C'est d'ailleurs par la filière du film familial que Patricia Rozema effectue son grand retour. Kit Kittredge: An American Girl, dont la vedette est la petite Abigail Breslin (Little Miss Sunshine), est en effet l'adaptation cinématographique d'une série de bouquins pour enfants très populaires aux États-Unis. Quelque 123 millions de livres de la série «American Girl» se sont écoulés depuis le lancement. Les fillettes se sont appropriées pas moins de 14 millions de poupées à l'effigie des héroïnes. Et le tirage d'un magazine spécialement destiné aux admiratrices de la série se situe autour de 620 000...

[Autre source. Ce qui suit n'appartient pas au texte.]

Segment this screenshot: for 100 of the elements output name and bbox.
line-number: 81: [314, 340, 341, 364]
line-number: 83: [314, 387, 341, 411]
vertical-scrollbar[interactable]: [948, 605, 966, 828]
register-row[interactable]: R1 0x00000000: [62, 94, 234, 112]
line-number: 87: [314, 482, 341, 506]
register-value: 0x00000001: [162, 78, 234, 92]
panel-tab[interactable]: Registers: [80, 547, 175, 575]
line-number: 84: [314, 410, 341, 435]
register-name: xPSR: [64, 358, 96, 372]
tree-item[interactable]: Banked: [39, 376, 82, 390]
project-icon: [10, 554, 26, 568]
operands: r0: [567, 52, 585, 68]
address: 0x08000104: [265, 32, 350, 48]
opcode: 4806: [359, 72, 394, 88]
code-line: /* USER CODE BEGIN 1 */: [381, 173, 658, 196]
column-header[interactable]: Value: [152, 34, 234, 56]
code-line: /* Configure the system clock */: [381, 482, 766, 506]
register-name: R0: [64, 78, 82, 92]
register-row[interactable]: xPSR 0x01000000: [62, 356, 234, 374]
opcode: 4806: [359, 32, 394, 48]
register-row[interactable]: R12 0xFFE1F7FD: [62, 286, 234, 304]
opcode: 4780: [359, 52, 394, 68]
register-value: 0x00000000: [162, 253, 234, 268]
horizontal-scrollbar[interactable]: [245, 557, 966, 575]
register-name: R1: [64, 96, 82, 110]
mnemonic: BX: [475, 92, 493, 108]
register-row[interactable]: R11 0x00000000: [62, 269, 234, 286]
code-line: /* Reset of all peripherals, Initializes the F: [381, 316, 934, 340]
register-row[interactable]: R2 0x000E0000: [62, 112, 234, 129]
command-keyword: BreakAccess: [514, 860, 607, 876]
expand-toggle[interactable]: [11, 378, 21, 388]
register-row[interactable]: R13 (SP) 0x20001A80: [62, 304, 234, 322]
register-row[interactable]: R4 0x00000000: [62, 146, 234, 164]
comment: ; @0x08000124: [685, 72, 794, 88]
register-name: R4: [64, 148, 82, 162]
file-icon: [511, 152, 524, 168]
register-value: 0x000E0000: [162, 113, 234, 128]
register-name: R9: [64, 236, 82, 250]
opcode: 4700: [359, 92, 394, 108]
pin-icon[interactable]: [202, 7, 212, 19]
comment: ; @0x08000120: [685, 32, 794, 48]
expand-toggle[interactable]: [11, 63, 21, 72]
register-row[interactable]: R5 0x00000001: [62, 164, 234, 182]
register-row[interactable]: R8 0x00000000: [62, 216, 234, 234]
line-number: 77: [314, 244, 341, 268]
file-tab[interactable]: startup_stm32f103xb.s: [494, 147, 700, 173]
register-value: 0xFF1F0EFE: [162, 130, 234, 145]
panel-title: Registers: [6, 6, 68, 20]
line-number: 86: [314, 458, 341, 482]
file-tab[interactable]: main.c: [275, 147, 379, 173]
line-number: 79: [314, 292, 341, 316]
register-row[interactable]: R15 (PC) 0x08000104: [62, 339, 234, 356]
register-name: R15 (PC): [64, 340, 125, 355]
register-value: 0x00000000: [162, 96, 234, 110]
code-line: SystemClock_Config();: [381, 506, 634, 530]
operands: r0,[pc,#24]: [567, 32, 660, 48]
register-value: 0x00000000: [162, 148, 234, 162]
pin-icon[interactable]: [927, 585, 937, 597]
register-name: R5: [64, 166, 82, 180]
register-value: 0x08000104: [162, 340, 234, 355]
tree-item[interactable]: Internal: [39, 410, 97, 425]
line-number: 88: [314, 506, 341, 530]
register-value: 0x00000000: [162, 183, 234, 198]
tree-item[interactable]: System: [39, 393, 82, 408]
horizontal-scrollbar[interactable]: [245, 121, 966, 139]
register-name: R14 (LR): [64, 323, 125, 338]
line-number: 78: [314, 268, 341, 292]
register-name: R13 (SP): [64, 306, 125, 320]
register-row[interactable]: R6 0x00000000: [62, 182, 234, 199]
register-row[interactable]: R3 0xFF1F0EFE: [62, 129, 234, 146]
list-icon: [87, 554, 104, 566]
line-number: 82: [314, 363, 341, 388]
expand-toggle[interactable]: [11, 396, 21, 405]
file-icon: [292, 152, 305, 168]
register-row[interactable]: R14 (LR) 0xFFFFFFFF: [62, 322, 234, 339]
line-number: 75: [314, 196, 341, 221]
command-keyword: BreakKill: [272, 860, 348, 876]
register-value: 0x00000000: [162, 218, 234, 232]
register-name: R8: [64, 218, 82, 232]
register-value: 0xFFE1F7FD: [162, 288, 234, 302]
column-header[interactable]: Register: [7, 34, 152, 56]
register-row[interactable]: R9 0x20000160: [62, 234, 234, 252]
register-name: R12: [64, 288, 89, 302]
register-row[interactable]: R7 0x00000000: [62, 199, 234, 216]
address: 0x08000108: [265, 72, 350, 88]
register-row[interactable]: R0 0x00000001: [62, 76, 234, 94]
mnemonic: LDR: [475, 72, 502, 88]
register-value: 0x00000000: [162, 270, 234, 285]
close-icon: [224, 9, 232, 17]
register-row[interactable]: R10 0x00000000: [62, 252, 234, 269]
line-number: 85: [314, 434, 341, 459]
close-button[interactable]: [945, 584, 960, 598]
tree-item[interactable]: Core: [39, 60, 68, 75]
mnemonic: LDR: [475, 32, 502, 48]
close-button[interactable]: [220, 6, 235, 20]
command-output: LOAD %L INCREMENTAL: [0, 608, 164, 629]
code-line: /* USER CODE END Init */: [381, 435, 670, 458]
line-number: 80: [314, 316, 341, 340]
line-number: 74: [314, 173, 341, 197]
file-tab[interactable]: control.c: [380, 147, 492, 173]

Rozema reconnaît que ce phénomène se limite essentiellement aux frontières américaines. «Même si je vis à Toronto, j'en avais toutefois aussi entendu parler grâce à ma fille, qui fait précisément partie du groupe d'âge visé par ces livres et ces poupées.»

Au-delà de la volonté de réaliser un film que sa fille pourrait apprécier, l'auteure cinéaste affirme avoir été essentiellement attirée par le projet à cause de ses préoccupations sociales et historiques.

«C'est ce qui différencie un personnage d'«American Girl» de la poupée Barbie, indique-t-elle. Ces héroïnes ne sont pas insignifiantes. Elles sont même plongées dans un vrai contexte social et historique. J'ai d'ailleurs insisté sur ces aspects dans le film. L'idée me plaisait de m'attarder au destin d'une fillette qui veut devenir journaliste, qui veut que les choses bougent, et qui est dotée d'une vraie conscience sociale!»

Les jeunes spectatrices du film seront ainsi amenées à tracer des liens avec l'histoire, le récit étant campé à l'époque de la Grande Dépression. La petite Kit Kittredge est en effet confrontée aux difficultés auxquelles sa société doit faire face, notamment en regard des laissés-pour-compte du système. Et des préjudices qui en découlent. La problématique se fait encore plus sensible le jour où le propre père de Kit (Chris O'Donnell) est obligé de quitter la maison familiale - qu'il risque de perdre - pour aller chercher du travail ailleurs.

«J'estime qu'on peut aborder de véritables problématiques dans un film destiné à un plus jeune public, observe Patricia Rozema. Les enfants ressentent exactement les mêmes choses que nous. Traiter différemment un film qui leur est plus directement destiné serait faire preuve de condescendance.»

La tête froide

La critique américaine ne tarit d'ailleurs pas d'éloges depuis la sortie du film. La réalisatrice garde toutefois la tête bien froide à cet égard. «Je sais qu'à cause de la nature de ce film, et de la machine qui le soutient, je ne connaîtrai probablement jamais plus un succès comparable dans ma carrière. Je sais aussi que les critiques ont parfois tendance à ne pas s'attendre à ce que nos critères artistiques soient aussi élevés quand il s'agit d'un film destiné au jeune public!»

Peu importe le sort de Kit Kittredge: An American Girl, Patricia Rozema déclinera une éventuelle invitation à réaliser un autre chapitre de la série. «Je suis déjà très fière de ce film. Qui, à mes yeux, est aussi personnel, sinon plus, que mes films précédents. Cela dit, je ne suis pas spécialisée dans les films pour enfants, et je n'ai pas tendance non plus à refaire les mêmes choses. Je ne sais pas encore ce qui m'attend, ni quel sera mon prochain projet. Tout ce que je sais, c'est que je suis présentement animée d'un sentiment d'urgence, tant sur le plan de l'écriture que sur celui de la réalisation.»

Kit Kittredge: An American Girl prend l'affiche le 4 juillet en anglais seulement.